Le Gouvernement s'est porté aux côtés de ces professionnels, notamment les transporteurs, dès les premiers moments de la crise, en prenant des mesures de soutien à la trésorerie, en particulier le remboursement accéléré de la taxe intérieure de consommation sur les produits énergétiques. Il s'est également engagé en partenariat avec les organisations professionnelles de la logistique, regroupées comme vous le savez sous l'égide de la nouvelle association France Logistique, présidée par Mme Anne-Marie Idrac.
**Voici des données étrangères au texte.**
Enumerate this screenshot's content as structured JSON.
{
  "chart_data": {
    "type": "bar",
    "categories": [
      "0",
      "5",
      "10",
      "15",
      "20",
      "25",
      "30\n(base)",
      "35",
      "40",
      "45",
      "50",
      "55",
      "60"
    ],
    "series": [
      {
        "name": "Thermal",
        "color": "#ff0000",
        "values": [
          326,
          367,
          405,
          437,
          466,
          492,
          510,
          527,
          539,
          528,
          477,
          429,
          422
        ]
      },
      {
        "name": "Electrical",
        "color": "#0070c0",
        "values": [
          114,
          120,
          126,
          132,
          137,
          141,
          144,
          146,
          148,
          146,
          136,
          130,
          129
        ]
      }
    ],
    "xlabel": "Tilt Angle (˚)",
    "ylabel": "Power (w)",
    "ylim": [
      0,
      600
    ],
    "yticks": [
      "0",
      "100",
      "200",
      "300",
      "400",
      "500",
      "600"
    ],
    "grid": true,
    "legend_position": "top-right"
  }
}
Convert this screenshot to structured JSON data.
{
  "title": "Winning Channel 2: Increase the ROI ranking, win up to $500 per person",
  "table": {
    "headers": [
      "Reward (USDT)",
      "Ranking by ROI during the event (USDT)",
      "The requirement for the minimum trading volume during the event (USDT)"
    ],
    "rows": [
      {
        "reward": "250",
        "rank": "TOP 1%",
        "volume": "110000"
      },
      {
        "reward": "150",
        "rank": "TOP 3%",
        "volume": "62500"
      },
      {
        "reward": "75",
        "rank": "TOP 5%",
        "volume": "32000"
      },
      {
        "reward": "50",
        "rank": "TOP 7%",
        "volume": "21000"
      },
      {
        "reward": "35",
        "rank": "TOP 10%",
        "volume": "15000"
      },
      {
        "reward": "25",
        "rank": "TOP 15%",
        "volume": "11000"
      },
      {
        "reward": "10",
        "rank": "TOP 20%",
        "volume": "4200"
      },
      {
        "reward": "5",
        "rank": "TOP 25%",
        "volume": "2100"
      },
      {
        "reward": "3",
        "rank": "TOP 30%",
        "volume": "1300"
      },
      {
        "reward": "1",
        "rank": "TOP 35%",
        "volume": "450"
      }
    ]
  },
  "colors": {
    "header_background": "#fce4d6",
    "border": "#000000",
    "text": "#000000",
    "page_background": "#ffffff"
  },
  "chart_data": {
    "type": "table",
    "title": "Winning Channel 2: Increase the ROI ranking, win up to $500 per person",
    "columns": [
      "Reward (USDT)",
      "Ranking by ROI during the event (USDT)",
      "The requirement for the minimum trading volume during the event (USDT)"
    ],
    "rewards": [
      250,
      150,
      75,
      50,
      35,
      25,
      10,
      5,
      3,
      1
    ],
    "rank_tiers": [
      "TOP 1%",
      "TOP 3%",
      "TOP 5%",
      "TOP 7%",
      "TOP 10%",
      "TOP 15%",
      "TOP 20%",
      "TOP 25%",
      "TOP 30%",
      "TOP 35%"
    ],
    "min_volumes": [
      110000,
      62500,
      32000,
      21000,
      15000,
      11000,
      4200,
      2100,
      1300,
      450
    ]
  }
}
Il s'agit d'adopter une démarche de reconquête en matière de performance logistique puisque, comme vous le soulignez, la France est dans ce domaine distancée par ses voisins européens.
Un ensemble de mesures sera annoncé avant la fin de l'année dans le cadre du comité interministériel de la logistique, en présence de la ministre déléguée de l'industrie, Agnès Pannier-Runacher, et du ministre délégué des transports, Jean-Baptiste Djebbari. Ces mesures bénéficieront à l'ensemble des modes de transport logistique et devraient permettre d'engager cette filière – stratégique, faut-il le rappeler – sur un chemin de compétitivité et de transition numérique et environnementale. Elles seront annoncées bientôt et leur lancement est prévu d'ici la fin de l'année.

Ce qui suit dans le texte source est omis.